L’assurance maladie fait le point sur la fraude, et place des centres de santé ophtalmologiques dans son collimateur

287 millions d’euros. C’est le montant des arnaques à la sécurité sociale mises à jour par les services de la Cnam. Les dispositifs de contrôle ont cependant permis d’éviter le paiement de 200 millions d’euros de remboursements indus.

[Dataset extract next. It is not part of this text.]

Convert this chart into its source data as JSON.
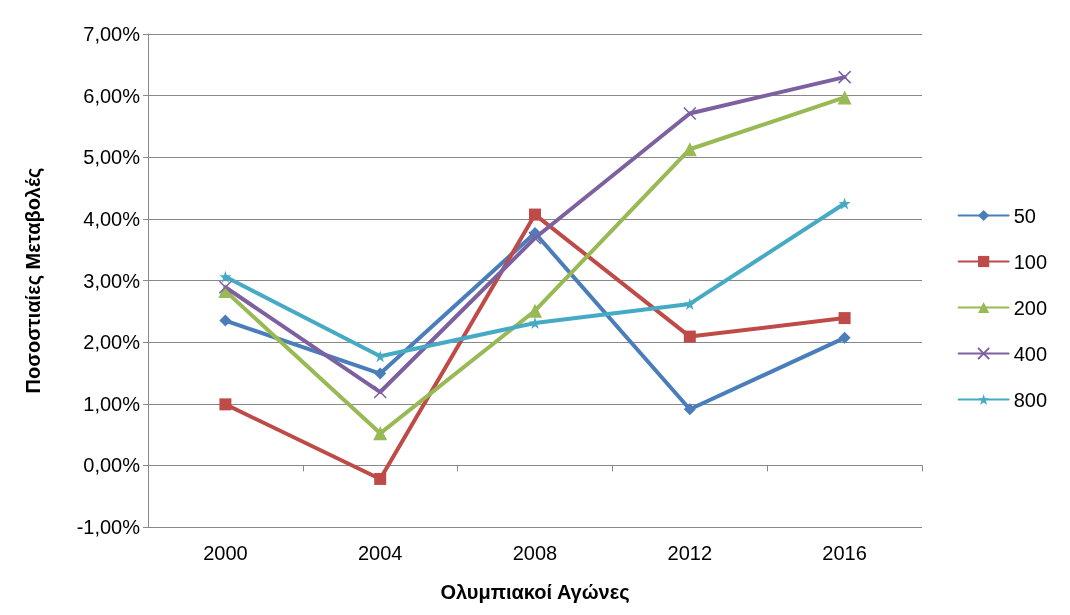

Les 1 650 agents affectés à la lutte contre la fraude et les indus ont vérifié « 13 millions de factures, a expliqué mi-juin Nicolas Revel, directeur de la Caisse nationale d’assurance maladie (Cnam), devant la commission d’enquête de l’Assemblée nationale sur la fraude aux prestations sociales. 23 000 enquêtes ont été ouvertes à la suite d’un préjudice constaté, et 8 800 actions en contentieux ont été ouvertes, contre 5 500 en 2014 ». Quant aux responsables des fraudes, ils se situent surtout du côté des professionnels. Les activités fautives des professionnels de santé et établissements représentent 20% des cas, mais elles représentent 48% du préjudice total avec 135,1 millions d’euros. Parmi ces acteurs 48% sont des professionnels de santé (médecins, pharmaciens, infirmières libérales, kinés, transporteurs) et 31% des établissements de soins. La fraude des assurés représente 51% des cas, mais seulement 21% du préjudice financier.